Ferrocarriles Metropolitanos S.A. (also known for its acronym FEMESA) was a company set up by the Argentine government in 1991, during the presidency of Carlos Menem, to oversee the privatisation of commuter rail services within the city of Buenos Aires in Argentina. The company granted concessions to Metropolitano, Ferrovías, Metrovías, and Trenes de Buenos Aires for the operation of services which had previously been run by state-owned companies since the nationalisation of the railways in 1948. With its task complete, FEMESA was wound up in 1997.

== Overview ==
FEMESA was created in 1991 to take over commuter rail services that had been operated by state-owned Ferrocarriles Argentinos (FA). The company was established as a transitional entity until those services were granted as concessions to private operators. Meanwhile, FA operated middle and long distance passenger services until 10 March 1993 when all those services were cancelled.

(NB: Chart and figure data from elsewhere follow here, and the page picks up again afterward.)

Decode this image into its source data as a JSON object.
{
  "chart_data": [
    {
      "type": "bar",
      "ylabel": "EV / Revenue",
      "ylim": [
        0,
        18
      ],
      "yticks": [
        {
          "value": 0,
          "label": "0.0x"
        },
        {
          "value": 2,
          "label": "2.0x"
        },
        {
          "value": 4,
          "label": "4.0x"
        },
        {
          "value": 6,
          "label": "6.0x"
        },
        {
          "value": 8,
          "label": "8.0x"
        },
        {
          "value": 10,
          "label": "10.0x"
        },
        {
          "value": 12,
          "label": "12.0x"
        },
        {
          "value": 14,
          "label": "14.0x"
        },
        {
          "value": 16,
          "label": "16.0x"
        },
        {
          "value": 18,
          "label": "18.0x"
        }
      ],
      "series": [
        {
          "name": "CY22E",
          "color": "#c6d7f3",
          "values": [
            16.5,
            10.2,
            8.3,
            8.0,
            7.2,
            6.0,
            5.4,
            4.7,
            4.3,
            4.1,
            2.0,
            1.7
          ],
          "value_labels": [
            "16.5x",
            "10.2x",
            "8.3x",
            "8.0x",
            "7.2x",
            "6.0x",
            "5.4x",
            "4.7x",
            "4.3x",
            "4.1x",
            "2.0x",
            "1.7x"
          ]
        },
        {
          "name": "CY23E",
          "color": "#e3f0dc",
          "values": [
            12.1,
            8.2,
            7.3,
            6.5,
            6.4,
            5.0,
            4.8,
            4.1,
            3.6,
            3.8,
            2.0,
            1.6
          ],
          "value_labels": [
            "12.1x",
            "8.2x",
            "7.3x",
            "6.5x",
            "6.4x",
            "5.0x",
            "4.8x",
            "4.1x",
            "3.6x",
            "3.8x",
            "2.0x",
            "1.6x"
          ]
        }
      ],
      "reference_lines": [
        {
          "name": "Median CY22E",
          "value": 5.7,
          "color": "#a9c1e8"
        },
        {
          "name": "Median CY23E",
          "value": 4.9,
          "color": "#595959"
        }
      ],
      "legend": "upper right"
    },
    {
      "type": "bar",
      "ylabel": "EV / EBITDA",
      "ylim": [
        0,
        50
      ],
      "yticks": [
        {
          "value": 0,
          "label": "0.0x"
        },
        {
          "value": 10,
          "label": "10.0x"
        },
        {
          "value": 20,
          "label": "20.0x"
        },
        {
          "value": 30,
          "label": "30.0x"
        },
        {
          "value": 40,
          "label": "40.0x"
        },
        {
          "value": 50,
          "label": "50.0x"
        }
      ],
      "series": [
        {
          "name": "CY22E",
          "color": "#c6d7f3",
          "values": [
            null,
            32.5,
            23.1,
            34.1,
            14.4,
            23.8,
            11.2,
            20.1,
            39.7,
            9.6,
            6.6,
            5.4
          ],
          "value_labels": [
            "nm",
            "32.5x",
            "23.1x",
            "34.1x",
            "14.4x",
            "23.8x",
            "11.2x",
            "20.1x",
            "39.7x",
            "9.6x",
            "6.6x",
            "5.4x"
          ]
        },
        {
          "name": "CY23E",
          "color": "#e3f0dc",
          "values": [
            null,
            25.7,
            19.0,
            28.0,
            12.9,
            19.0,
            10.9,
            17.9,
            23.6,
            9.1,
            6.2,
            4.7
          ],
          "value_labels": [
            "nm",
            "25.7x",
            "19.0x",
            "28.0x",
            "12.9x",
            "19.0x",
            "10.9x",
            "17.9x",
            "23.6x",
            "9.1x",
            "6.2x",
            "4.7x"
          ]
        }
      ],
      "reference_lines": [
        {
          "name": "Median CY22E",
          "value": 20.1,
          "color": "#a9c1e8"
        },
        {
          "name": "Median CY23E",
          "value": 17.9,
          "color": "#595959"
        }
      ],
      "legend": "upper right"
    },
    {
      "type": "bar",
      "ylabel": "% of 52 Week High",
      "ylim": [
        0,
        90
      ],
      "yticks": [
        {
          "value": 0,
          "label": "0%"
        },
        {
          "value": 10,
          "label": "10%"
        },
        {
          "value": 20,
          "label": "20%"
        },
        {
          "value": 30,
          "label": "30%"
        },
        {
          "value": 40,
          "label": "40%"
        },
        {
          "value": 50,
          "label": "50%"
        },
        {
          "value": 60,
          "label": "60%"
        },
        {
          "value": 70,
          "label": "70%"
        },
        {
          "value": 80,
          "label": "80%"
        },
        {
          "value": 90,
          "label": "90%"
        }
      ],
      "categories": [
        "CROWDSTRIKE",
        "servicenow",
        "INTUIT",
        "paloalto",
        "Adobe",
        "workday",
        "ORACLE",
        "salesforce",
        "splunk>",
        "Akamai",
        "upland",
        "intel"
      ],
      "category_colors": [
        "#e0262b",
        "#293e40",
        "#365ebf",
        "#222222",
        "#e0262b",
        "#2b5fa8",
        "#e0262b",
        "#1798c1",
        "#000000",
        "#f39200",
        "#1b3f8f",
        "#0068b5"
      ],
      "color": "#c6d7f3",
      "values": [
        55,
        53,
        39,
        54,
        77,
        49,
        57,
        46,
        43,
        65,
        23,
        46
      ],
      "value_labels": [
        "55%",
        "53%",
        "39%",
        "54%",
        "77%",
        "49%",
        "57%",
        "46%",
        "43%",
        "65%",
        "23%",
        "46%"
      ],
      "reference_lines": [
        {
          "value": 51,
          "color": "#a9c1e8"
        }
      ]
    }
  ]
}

In 1994, FEMESA granted concessions to Metropolitano which, through three subsidiary companies, took over the operation of services on the Línea San Martín, Línea Roca and Belgrano Sur Line in Buenos Aires previously operated by the state-owned San Martín, Roca and Belgrano Railway divisions, respectively. In spite of Metropolitano receiving large government subsidies, its services deteriorated to a point where, by 2007, the three concessions had all been revoked and their operation was taken over by the consortium Unidad de Gestión Operativa Ferroviaria de Emergencia (UGOFE).

Concessions were also granted in 1994 to Ferrovías and Metrovías, for the operation of services on the Belgrano Norte and Urquiza Lines, respectively, previously operated by the state-owned Belgrano, and Urquiza divisions of FA.

Finally, in 1995, concessions were granted to Trenes de Buenos Aires for the operation of services over the Mitre and Sarmiento Lines, previously operated by the state-owned Mitre and Sarmiento divisions of FA.

With all the commuter rail services in Buenos Aires privatised, FEMESA was wound up in 1997.